IF YOU WANT TO SPEED UP YOU CAN USE ROCKS WATER DECORATIONS AND FILTERS FROM ONE OF YOUR OTHER TANKS. I ONLY HAD TO WAIT 2 DAYS


----------



## The Wave (Oct 22, 2003)

BAD ANDY said:


> IF YOU WANT TO SPEED UP YOU CAN USE ROCKS WATER DECORATIONS AND FILTERS FROM ONE OF YOUR OTHER TANKS. I ONLY HAD TO WAIT 2 DAYS










Or get bio-spira.


----------



## MR HARLEY (Aug 12, 2003)

sometimes they do that ....
A couple of mine died along the cycling process...
No worries ...


----------



## 1waypiranha (Nov 6, 2003)

get bio spira if u cant wait it works sweet...dont worry about the goldfish though..just add some more


----------



## X-D-X (Jul 3, 2003)

yep!!!!


----------



## SERRAPYGO (Feb 4, 2003)

How big is this tank? You don't need 9 goldfish to cycle. I'm no water chem expert but that seems like to heavy of a bio-load. Mass ammonia! 
Cycle with some hardy cheap fish like, a couple of giant danios or convict cichlids.

Moved to water chemistry


----------



## SERRAPYGO (Feb 4, 2003)

physco 1 said:


> BAD ANDY said:
> 
> 
> > IF YOU WANT TO SPEED UP YOU CAN USE ROCKS WATER DECORATIONS AND FILTERS FROM ONE OF YOUR OTHER TANKS. I ONLY HAD TO WAIT 2 DAYS
> ...


 Is that the tank cycling crud? It doesn't work.


----------



## The Wave (Oct 22, 2003)

Useing old filter media with things from older tanks has worked for me a few times,just adding fish after this way you will have a ammonia and a nitrite spike,but it was only slight,went away quick.


----------



## rbP NUT (Dec 2, 2003)

Serrapygo said:


> :nod: Or get bio-spira.


Is that the tank cycling crud? It doesn't work. [/QUOTE]
I have to agree, iv tried the lot and its all s**t. heard some good reports but i say dont rely on it untill its been tried and tested by your self, as they say proof is in the pudding







lol


----------



## akio525 (Sep 4, 2003)

Ive heard different things about bio spira but most of them have been positive.

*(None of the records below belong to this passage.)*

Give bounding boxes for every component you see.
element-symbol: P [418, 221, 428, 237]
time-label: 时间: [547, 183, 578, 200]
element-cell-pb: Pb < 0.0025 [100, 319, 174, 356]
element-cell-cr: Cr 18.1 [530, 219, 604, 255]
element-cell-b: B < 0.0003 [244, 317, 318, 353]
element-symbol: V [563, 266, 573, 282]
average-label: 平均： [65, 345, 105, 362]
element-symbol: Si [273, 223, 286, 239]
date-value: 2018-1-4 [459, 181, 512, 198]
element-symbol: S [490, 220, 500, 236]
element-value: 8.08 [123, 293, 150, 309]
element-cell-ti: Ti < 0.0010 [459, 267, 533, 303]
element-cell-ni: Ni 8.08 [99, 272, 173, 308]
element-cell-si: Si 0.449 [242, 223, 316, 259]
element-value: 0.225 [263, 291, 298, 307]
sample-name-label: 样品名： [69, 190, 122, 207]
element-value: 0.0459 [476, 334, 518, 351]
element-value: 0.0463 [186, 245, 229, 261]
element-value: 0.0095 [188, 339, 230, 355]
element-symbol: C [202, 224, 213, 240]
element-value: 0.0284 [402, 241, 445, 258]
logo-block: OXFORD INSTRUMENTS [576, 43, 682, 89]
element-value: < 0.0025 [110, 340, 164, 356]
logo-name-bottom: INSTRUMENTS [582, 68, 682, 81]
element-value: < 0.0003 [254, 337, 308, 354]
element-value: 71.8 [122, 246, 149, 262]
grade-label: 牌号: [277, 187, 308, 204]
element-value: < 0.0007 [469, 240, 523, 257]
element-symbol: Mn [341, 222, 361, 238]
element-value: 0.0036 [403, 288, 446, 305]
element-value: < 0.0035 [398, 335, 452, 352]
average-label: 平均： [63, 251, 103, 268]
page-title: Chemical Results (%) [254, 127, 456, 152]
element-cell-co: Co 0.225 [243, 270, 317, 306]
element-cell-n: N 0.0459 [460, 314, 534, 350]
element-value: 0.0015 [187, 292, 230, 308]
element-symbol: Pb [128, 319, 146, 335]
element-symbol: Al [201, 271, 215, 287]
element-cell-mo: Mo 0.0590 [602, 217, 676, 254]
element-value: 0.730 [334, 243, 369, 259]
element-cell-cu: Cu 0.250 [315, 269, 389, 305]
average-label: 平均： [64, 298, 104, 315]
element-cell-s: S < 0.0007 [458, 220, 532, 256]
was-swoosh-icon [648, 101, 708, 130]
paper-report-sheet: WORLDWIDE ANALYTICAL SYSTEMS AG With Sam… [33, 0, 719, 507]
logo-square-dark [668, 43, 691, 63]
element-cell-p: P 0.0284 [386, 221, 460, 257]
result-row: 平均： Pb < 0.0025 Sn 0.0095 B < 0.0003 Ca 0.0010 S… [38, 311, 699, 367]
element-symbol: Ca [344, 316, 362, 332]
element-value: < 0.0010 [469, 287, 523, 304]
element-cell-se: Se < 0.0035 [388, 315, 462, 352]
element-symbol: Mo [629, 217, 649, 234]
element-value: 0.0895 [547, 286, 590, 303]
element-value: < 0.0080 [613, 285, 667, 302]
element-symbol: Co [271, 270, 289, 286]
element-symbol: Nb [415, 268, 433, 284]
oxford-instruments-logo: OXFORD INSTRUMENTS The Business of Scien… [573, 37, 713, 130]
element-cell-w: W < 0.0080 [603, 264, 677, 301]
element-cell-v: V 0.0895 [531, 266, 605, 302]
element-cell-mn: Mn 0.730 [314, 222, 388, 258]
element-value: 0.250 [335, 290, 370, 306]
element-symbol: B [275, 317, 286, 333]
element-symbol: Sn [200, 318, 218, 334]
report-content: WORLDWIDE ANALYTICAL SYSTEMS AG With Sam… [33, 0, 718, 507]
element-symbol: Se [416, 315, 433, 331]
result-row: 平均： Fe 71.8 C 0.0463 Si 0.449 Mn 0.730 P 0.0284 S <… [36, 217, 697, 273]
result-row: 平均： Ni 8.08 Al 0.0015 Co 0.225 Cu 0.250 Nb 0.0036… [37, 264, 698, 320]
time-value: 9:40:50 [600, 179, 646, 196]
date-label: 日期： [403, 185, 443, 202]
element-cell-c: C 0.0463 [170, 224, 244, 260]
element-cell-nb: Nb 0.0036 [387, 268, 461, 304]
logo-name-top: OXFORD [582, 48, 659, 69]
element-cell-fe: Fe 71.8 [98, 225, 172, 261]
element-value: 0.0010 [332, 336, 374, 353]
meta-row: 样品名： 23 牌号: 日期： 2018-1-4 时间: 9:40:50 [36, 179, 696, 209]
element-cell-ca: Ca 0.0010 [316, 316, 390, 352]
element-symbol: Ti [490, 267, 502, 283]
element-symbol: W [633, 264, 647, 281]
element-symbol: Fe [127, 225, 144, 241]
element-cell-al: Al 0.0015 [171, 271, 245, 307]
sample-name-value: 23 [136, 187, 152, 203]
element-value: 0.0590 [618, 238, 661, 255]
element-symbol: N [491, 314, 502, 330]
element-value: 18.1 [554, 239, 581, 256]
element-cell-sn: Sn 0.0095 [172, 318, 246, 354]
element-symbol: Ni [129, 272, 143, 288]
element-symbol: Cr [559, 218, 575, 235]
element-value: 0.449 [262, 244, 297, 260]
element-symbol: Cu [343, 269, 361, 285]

I used it on my 65 gal that was running a little over a week before adding it. Before I used bio spira my ammo and nitrites were high but when i tested 24 hours later the ammo and nitrites tested 0 and stayed that way ever since.


----------



## Dr. Giggles (Oct 18, 2003)

Yea, thats what happened to me. I had a dozen feeders which only one survived. That would explain why my 55 gallon tank with bio-spira took 10 days to fully cycle. BioOverload. The way I look at it is 10 days still better than a month without bio-spira.


----------



## slipx888 (Nov 19, 2003)

yea im gonna add bio-spera, i get 30% discount from my lfs since i work there now so its real cheap. o and i have three tanks in my room, a 75gal, a 29 gal, and a 20 gal. cant wait till i start my job!







i start new years.


----------



## Noe (Aug 22, 2003)

If you put goldfish to cycle your tank that is the process when your tank is cycling.
For a faster cycle just buy "Bio-spira"


----------